Hati Rania merasa tersayat, sebegitu sayangnya Ran pada Rania, dia mencengkeram dadanya yang terasa sesak, air mata menetes begitu saja tanpa dia sadari. Entah bagaimana jika dia tahu, kalau orang yang dia sayangi ternyata telah tiada, dan orang yang di hadapannya adalah orang yang berbeda.
Rania menyeka air mata yang tergenang di ujung matanya, lantas berseru, "Kakak!" Teriaknya, membuat Ran yang semula tengah fokus dengan pikirannya sendiri sontak menoleh.
"Adik! Ngapain kamu disini?" Dia tampak terkejut.
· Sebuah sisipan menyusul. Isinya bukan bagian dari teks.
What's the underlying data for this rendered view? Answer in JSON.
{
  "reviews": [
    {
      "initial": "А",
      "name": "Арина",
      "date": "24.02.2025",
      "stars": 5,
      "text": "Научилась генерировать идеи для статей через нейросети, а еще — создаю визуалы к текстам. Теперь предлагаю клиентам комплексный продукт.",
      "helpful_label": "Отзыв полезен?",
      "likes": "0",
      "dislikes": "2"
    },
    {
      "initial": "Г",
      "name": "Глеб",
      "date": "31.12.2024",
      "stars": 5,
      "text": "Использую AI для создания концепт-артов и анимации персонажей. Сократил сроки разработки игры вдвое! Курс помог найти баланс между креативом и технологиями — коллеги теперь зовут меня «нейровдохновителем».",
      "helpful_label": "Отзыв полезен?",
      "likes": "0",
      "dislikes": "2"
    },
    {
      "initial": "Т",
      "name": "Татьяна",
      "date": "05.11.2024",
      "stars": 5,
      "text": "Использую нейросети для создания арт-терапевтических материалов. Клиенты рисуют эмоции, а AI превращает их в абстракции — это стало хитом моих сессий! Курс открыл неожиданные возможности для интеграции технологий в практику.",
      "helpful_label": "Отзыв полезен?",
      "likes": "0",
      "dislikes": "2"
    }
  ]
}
"Aku gak bisa tidur, jadi aku iseng jalan-jalan diluar, eh gak tahunya malah sampai disini," Rania mengangkat bahunya ringan.
"Dasar, lain kali gak boleh jalan sendiri malam-malam, bahaya! Kalau sampai ketemu sama si Juno, gimana?" Ran menjentikkan jari di dahi Rania, dengan tampang kesal.
"Disini kan rame, kalau ketemu dia tinggal teriak aja. Lagian aku bisa jaga diri sendiri, Kakak gak perlu khawatir," Rania tersenyum meyakinkan, "Kak, aku beli roti sama susu Kakak mau?" Tawar Rania.
"Buat Kakak?" Dia tampak tak percaya, sambil menunjuk ke diri sendiri.
"Iya lah, masa buat tetangga," ujar Rania menggeleng tak percaya.
"Hehe, terimakasih adik. Kakak sangat senang, entah kenapa kamu banyak berubah, namun Kakak sangat senang," Ran tersenyum lembut sambil mengusap kepala Rania lembut.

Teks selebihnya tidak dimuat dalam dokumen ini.